Anak Muda dan Harapan Perekonomian Bangsa
Dengan komposisi penduduk sebesar 70% usia produktif, tidak berlebihan rasanya mengandalkan anak muda untuk mendorong perekonomian nasional.

Sebelumnya, dalam kesempatan berbeda, Chief Cloud Officer Lintasarta Gidion Suranta Burus mengatakan, pengembangan talenta AI workforce akan menentukan karakteristik pasar ketenagakerjaan Indonesia dalam beberapa tahun mendatang. Untuk itu, Lintasarta berkomitmen menjadi enabler ekosistem AI melalui program pelatihan AI Merdeka yang terbagi menjadi Laskar AI dan Semesta AI.

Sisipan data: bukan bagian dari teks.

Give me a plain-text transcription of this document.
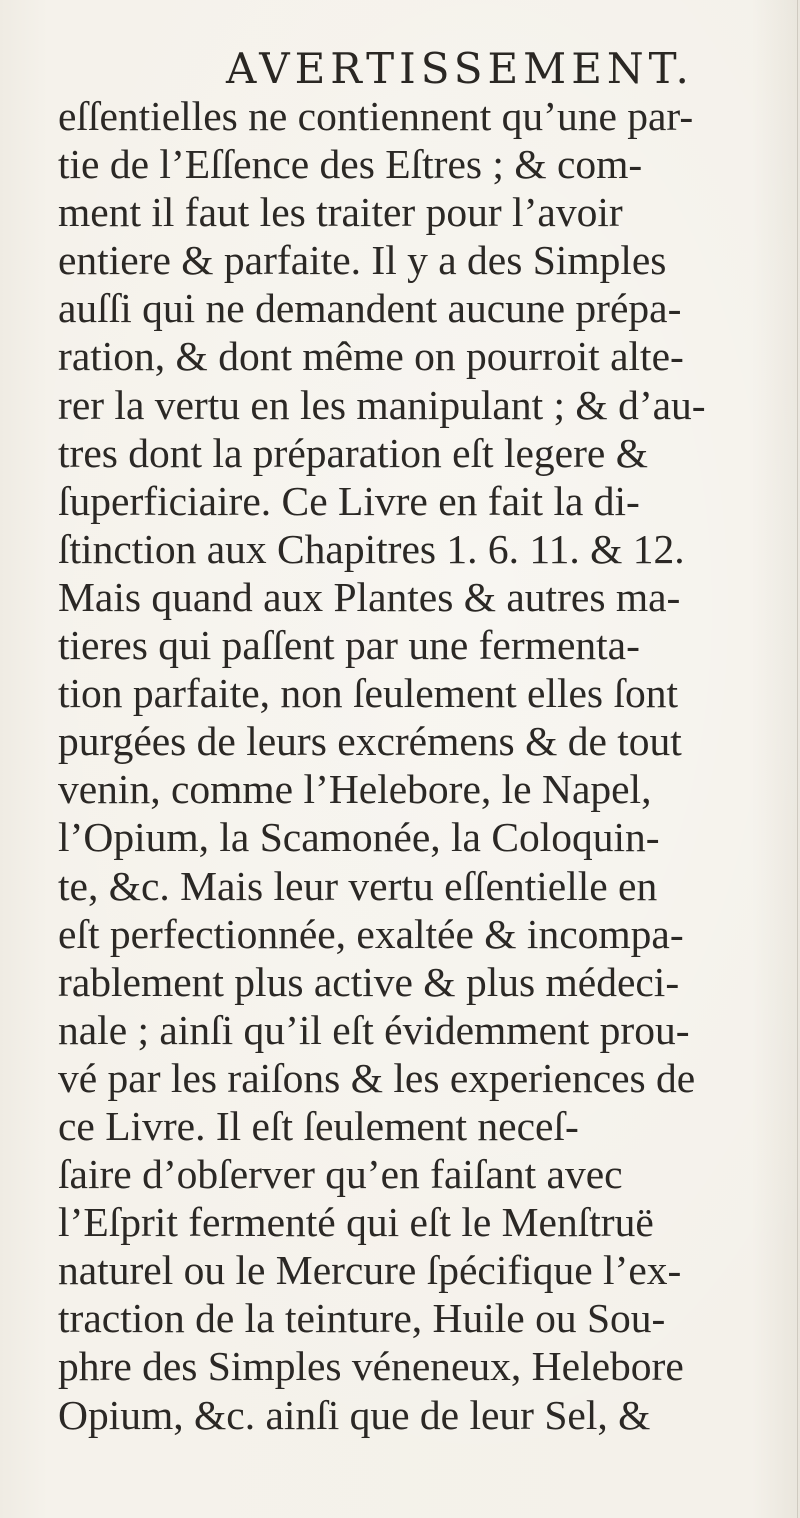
AVERTISSEMENT.
eſſentielles ne contiennent qu’une par-
tie de l’Eſſence des Eſtres ; & com-
ment il faut les traiter pour l’avoir
entiere & parfaite. Il y a des Simples
auſſi qui ne demandent aucune prépa-
ration, & dont même on pourroit alte-
rer la vertu en les manipulant ; & d’au-
tres dont la préparation eſt legere &
ſuperficiaire. Ce Livre en fait la di-
ſtinction aux Chapitres 1. 6. 11. & 12.
Mais quand aux Plantes & autres ma-
tieres qui paſſent par une fermenta-
tion parfaite, non ſeulement elles ſont
purgées de leurs excrémens & de tout
venin, comme l’Helebore, le Napel,
l’Opium, la Scamonée, la Coloquin-
te, &c. Mais leur vertu eſſentielle en
eſt perfectionnée, exaltée & incompa-
rablement plus active & plus médeci-
nale ; ainſi qu’il eſt évidemment prou-
vé par les raiſons & les experiences de
ce Livre. Il eſt ſeulement neceſ-
ſaire d’obſerver qu’en faiſant avec
l’Eſprit fermenté qui eſt le Menſtruë
naturel ou le Mercure ſpécifique l’ex-
traction de la teinture, Huile ou Sou-
phre des Simples véneneux, Helebore
Opium, &c. ainſi que de leur Sel, &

"Laskar AI sudah mulai sejak awal 2025 dengan mengundang 500 peserta, dengan 400 berasal dari perguruan tinggi dan 100 dari perusahaan. Dari 500 peserta tersebut, sekitar 100 orang sudah menyatakan tertarik untuk kami bantu carikan pekerjaan di sektor industri AI yang sekarang sedang bertumbuh," ucap Gidion di Jakarta, Selasa (16/12/2025).

Dalam waktu dekat, Lintasarta akan segera meluncurkan batch Laskar AI kedua yang membuka skema pelatihan co-funding dengan peserta. Tujuan pelatihan ini bukan hanya mengembangkan startup AI yang berdaya saing dan memperluas jejaring AI workforce, tetapi juga memperkuat pengembangan talenta digital yang akan menjadi bukti perkembangan pesat AI di negara-negara Selatan Bumi.

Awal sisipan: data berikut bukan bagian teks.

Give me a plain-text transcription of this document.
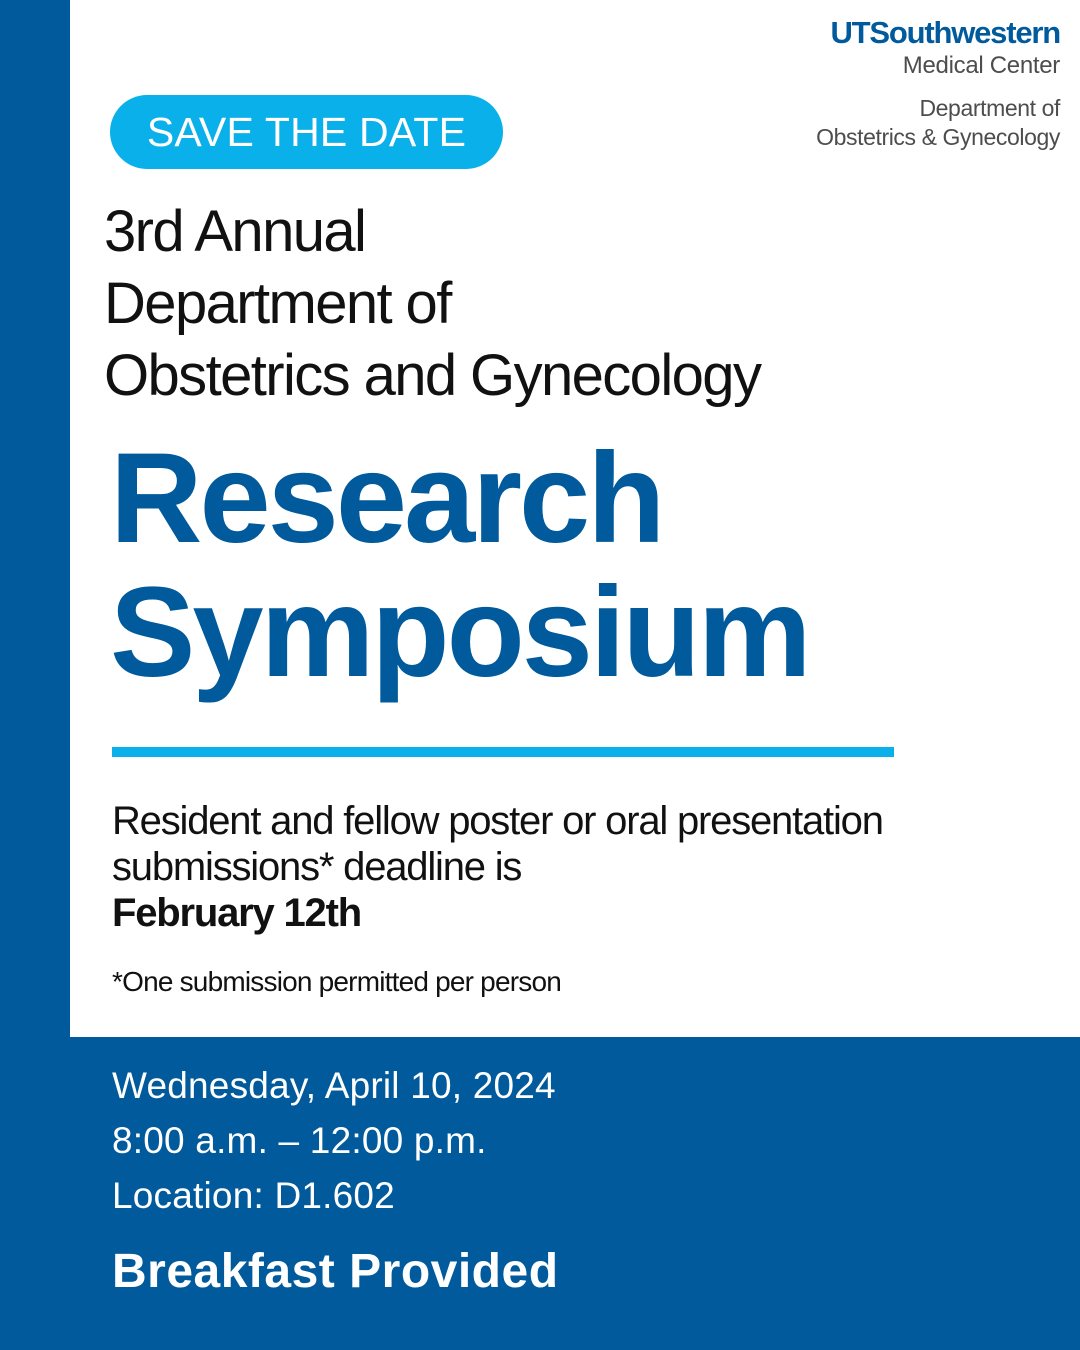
UTSouthwestern
Medical Center
Department of
Obstetrics & Gynecology
SAVE THE DATE
3rd Annual
Department of
Obstetrics and Gynecology
Research
Symposium
Resident and fellow poster or oral presentation submissions* deadline is
February 12th
*One submission permitted per person
Wednesday, April 10, 2024
8:00 a.m. – 12:00 p.m.
Location: D1.602
Breakfast Provided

"Tantangannya banyak, maka itu kami mempertemukan peneliti, pelaku, dan perusahaan bersama-sama. Kolaborasi sekarang sudah tercipta, maka kami membutuhkan regulasi AI ke depan yang bukan sekadar mengatur AI ethics, tetapi juga intellectual property, siapa yang akan bertanggung jawab untuk itu, dan seperti apa penegakan hukum di ranah tersebut," pungkas Gidion.

Kualitas pekerjaan

Terlepas dari tujuan membuka kesempatan kerja bagi Gen Z, Peneliti Ekonomi Ketenagakerjaan LPEM FEB UI Muhammad Hanri menilai, karakteristik gig economy yang mengedepankan fleksibilitas jam kerja, hubungan kerja yang lebih longgar, serta peluang mengombinasikan beberapa aktivitas ekonomi dalam waktu bersamaan lebih cocok sebagai pekerjaan sampingan, bukan sebagai pekerjaan utama.

"Data statistik konvensional saat ini masih belum sepenuhnya menangkap dinamika gig economy yang dijalani Gen Z. Akibatnya, dalam survei resmi, aktivitas berbasis platform digital mungkin tercatat sebagai pekerjaan utama, atau justru luput dari kategori seharusnya, yaitu pekerjaan sampingan," jelas Hanri saat dihubungi, Kamis (18/12/2025).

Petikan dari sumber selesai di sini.